A common complaint with most of today's movies is that they don't challenge the audience enough. Inception is the exception...almost to a fault. On more than one occasion, I heard feedback from moviegoers along the lines of "I liked it, but I couldn't quite figure out what was going on". That ability to impress (even while managing to somewhat alienate) translated into powerful word-of-mouth buzz, which, combined with strong reviews and repeat business derived from the gotta-see-it-again-to-suss-out-the-plot's-complexities factor, led to huge box office for the film. Many critics just downright hated it because of its labyrinthian storytelling (sprawled out over an also demanding 148 minutes), the best of which has to be Rex Reed's hilariously scathing review here.

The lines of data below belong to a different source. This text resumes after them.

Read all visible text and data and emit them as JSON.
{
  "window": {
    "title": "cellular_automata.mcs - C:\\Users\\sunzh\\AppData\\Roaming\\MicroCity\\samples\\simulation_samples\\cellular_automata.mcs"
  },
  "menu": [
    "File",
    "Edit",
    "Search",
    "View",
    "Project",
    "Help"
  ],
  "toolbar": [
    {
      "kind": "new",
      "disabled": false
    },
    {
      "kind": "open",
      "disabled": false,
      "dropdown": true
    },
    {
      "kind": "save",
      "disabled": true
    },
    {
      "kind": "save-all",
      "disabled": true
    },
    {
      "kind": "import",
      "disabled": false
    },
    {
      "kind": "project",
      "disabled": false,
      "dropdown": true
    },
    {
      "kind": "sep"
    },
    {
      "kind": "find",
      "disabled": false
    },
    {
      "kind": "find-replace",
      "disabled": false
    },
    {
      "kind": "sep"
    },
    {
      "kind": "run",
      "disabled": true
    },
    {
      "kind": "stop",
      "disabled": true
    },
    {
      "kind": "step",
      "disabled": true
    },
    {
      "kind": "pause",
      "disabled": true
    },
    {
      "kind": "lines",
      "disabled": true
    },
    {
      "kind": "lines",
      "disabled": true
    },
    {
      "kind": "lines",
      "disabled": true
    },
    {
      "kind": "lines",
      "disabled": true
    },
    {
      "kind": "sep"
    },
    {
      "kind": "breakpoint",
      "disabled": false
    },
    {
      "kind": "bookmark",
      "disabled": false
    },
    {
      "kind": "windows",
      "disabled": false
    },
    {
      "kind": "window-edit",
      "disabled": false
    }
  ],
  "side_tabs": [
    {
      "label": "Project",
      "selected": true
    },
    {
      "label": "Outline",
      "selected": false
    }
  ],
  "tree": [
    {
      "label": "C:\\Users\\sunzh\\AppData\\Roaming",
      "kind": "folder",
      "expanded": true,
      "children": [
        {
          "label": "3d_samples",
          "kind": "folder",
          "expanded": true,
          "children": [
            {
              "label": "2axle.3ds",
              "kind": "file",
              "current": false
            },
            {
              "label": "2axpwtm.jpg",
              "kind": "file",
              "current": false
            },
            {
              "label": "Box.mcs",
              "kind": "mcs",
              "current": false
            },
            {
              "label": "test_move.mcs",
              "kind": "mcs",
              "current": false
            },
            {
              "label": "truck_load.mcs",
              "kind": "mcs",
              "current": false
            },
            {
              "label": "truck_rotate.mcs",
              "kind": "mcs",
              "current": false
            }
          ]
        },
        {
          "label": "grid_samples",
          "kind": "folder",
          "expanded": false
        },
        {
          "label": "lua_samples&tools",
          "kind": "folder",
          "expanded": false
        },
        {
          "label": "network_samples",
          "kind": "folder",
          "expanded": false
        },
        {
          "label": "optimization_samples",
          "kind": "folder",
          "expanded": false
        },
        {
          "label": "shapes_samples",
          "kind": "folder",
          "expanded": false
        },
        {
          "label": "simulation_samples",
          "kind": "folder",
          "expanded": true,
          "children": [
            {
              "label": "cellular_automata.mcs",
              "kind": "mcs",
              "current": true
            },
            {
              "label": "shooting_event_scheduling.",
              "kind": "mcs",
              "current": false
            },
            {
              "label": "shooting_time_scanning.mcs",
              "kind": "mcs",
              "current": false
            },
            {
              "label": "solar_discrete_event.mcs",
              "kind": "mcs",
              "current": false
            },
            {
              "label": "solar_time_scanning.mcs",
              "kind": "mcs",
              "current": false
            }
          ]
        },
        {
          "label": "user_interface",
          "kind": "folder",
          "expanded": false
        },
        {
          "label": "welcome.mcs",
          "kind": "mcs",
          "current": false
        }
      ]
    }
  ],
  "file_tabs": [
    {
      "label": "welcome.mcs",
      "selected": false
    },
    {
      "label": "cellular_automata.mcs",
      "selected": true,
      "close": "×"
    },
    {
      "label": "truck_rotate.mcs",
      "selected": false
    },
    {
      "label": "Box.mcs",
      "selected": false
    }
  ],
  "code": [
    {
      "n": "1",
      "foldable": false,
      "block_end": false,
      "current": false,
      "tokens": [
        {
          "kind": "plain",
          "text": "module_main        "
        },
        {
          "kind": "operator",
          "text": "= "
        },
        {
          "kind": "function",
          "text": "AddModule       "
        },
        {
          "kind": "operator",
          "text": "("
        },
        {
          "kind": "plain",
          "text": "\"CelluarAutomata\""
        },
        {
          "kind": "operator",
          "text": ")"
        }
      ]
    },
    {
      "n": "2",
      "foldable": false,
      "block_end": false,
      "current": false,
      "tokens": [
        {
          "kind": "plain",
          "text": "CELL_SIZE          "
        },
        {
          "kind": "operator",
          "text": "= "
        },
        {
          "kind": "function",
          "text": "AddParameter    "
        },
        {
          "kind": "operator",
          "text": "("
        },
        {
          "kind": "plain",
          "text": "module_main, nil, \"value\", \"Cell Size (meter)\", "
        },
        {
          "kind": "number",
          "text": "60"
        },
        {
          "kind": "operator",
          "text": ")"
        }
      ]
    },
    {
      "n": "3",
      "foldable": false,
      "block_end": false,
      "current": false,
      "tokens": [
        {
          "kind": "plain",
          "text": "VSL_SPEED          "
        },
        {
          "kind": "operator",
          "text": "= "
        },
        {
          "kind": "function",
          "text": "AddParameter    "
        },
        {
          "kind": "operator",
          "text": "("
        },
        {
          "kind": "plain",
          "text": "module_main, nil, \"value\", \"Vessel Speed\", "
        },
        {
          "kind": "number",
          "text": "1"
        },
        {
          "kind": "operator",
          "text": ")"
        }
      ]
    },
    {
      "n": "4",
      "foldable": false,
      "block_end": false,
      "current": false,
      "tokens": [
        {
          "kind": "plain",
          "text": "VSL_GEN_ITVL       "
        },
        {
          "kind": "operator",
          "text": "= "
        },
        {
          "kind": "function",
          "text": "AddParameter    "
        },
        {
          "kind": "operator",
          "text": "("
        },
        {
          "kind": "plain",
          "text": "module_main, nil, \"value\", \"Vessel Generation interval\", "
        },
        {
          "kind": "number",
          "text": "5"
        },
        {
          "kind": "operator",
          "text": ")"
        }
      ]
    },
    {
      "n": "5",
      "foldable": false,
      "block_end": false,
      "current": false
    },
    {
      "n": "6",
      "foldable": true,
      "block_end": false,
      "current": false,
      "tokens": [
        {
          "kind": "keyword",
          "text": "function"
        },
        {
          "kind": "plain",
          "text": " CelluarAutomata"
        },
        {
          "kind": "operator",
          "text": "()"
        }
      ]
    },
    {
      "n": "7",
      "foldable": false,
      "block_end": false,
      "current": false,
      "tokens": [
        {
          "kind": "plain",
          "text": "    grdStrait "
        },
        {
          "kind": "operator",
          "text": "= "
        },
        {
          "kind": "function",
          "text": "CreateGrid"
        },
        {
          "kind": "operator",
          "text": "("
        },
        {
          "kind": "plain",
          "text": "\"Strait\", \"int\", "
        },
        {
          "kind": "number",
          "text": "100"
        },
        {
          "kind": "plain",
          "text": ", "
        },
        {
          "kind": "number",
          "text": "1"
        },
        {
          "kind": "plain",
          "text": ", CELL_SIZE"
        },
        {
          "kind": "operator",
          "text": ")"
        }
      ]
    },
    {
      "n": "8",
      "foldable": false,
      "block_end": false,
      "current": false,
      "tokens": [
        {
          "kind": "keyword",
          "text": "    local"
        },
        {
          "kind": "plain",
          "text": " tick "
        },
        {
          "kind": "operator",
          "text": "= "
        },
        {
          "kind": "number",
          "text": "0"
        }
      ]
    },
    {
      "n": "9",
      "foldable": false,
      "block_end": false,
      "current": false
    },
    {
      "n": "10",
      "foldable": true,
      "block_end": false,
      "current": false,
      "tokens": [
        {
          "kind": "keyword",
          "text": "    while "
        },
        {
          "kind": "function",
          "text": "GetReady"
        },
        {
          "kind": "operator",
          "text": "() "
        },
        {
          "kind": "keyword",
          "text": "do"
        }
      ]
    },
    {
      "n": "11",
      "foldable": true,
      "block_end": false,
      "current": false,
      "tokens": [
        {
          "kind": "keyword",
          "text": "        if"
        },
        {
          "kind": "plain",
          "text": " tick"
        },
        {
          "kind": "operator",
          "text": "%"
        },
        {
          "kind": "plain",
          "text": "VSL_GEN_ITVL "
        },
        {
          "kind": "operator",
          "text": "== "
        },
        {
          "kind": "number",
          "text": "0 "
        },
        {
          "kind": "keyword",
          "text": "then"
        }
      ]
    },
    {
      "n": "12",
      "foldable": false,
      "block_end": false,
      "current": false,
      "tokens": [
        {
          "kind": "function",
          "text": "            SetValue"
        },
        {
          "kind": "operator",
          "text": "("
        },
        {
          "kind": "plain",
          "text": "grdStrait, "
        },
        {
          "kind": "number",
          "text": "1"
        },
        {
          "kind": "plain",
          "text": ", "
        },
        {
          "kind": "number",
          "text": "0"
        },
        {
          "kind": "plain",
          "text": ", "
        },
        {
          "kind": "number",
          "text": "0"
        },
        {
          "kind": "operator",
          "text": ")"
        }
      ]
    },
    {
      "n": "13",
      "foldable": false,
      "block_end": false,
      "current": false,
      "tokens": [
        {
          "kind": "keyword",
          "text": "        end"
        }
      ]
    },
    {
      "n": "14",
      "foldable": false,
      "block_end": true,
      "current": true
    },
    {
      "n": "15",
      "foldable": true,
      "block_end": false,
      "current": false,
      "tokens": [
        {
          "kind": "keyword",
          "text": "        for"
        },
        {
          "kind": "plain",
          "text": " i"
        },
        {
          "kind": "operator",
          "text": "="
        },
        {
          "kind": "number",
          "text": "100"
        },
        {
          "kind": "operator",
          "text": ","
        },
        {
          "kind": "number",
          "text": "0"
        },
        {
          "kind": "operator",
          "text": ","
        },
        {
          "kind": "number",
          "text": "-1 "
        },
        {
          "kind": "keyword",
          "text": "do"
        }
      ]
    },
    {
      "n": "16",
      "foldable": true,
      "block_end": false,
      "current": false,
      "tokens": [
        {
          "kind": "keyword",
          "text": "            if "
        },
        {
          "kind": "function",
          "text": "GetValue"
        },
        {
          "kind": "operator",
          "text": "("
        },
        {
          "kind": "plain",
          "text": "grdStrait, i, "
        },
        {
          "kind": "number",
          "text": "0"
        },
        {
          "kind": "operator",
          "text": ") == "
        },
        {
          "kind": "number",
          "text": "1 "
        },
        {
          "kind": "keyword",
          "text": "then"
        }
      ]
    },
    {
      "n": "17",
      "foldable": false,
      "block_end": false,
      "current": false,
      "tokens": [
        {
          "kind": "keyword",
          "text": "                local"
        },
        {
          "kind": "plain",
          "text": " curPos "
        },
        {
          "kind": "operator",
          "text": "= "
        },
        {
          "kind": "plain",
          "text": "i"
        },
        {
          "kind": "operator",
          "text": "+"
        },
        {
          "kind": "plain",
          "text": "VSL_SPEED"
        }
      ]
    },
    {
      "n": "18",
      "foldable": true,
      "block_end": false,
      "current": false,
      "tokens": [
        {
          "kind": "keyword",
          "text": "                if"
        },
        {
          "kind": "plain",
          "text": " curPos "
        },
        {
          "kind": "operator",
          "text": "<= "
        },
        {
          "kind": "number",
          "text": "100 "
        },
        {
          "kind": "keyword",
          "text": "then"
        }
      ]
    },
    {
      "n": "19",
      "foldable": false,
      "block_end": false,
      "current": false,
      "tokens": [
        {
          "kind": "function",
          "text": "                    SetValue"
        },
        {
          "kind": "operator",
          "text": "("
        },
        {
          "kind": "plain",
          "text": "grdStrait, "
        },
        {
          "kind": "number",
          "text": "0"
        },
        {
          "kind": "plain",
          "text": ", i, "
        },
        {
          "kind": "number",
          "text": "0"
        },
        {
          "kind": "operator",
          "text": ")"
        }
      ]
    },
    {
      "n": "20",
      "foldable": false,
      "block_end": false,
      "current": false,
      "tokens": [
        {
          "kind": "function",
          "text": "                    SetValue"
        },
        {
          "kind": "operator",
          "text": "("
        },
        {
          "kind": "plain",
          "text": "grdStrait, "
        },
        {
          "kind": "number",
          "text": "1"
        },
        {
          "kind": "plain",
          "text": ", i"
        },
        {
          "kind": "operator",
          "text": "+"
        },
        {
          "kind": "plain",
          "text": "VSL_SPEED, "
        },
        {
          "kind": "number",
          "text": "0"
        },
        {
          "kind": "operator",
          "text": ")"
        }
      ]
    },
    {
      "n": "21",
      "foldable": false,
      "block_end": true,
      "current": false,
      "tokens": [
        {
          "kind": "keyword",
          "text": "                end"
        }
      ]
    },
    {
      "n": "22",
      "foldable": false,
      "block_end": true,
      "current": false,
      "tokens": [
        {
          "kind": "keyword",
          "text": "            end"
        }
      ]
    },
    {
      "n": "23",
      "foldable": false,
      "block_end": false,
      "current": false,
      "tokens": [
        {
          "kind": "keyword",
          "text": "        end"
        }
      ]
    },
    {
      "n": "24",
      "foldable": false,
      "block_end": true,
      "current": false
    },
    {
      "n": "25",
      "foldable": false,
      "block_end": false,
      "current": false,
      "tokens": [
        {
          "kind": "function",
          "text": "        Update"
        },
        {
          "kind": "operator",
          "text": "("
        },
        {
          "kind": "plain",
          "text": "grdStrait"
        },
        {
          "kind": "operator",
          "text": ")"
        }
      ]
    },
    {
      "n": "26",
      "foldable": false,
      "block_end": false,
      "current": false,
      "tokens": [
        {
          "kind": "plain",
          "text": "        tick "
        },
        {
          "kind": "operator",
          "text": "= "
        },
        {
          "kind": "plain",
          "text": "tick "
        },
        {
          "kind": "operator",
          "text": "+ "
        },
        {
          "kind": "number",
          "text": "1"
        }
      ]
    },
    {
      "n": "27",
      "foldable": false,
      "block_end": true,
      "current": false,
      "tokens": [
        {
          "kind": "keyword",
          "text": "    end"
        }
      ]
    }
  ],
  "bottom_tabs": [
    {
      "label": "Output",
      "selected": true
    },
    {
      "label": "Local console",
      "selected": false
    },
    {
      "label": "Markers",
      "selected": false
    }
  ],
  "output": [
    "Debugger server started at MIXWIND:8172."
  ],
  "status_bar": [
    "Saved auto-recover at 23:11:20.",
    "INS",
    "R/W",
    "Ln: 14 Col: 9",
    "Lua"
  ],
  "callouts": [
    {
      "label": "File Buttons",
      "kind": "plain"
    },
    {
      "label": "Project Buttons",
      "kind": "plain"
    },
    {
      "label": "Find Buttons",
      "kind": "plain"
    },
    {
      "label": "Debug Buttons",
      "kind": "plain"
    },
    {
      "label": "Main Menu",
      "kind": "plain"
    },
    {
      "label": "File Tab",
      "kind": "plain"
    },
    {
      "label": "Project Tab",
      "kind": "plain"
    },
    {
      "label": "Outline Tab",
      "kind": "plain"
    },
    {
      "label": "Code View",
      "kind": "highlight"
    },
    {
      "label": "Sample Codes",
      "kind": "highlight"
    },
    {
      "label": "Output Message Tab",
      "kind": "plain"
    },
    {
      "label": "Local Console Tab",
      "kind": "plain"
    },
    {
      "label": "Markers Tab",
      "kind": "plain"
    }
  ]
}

Clearly, it's writer/director Christopher Nolan's recent strong track record at helming films that make a boatload of cash for their studio (like The Dark Knight) that convinced Warner Brothers to cough up the reported $160 million budget for such a high-risk project, which Nolan has been working on since 2002. Despite its over-ambitious narrative leanings, Inception does look quite amazing, between the numerous globe-trotting backdrops (New York City, Buenos Aires, Mumbai, Tokyo, Los Angeles, Tangiers, London, Paris, and Calgary, subbing for the Alps) and impressive, original special effects. Nolan's dream world allows for mind-bending visuals like shapeshifting landscapes and a trippy one-on-one battle in a hotel in both inverted and zero gravity. The director insisted on keeping CGI to a minimum, leading to the building of three sets alone that were used for the hotel scenes, including one set that housed a rotating 100-foot hallway.
As much as I can sum up the multi-layered, high-concept story in one paragraph, here it is: Don Cobb (played by Leonardo DiCaprio) is an expert hired by captains of industry to infiltrate the dreams of other corporate heavyweights to steal their ideas. His team consists of long-time associate Arthur (played by Joseph Gordon-Levitt), a man skilled in the arts of deception named Eames (played by British actor Tom Hardy), a chemistry wizard (played by Dileep Rao) who oversees the placement and extraction of the team into the dream realm, and Ellen Page's character, Ariadne. She's the newest recruit, a young and gifted architecture student for Cobb to mentor who is taught how the dream-hijacking world operates (which, in turn, helps school the viewer) and who will instill her expertise to help create the layouts of the dreams. The outfit is hired by Mr. Saito (Ken Watanabe's character) to slip into the dreams of one of his corporate rivals (played by Cillian Murphy) and not extract information already present, but implant an idea that will ultimately benefit Saito financially. The catch: such a feat (known as "inception") has never been successfully accomplished. If Cobb and his team can pull the job off it will also allow him to reunite with his family after a forced exile from America due to circumstances I won't disclose. Tied into that subplot are Cobb's periodic encounters with his unstable wife, Mal, played by Marion Cotillard in full-on femme fatale mode. Oddly, there are incredibly coincidental elements of the relationship Cobb has with his wife in this movie as there were with DiCaprio's character and his spouse in his last film from earlier this year, Shutter Island.
Good performances all-around and a surprisingly liberal use of action help to dilute the mildly abrasive effects of the movie's high-minded plot machinations, which, at one point, is balancing four concurrent stories involving a dream within a dream within another dream. Inception isn't quite as wholly original as critical and public reaction might have lead you to believe, with Nolan employing several well-worn movie ideas: the use of a team of thieves, each with their own specialty, is heist movie 101, there's Cobb's "one last big job before I retire" offer, and the scenes in the Alps are straight out of a James Bond movie. Films such as Blade Runner, The Matrix, and Fight Club also have their fingerprints all over this one. As mentioned, many feel a second (or more) viewing is necessary to digest all that Inception has to offer. I liked it well enough, just not enough to devote another two-and-a-half hours of my life to sitting down with it again.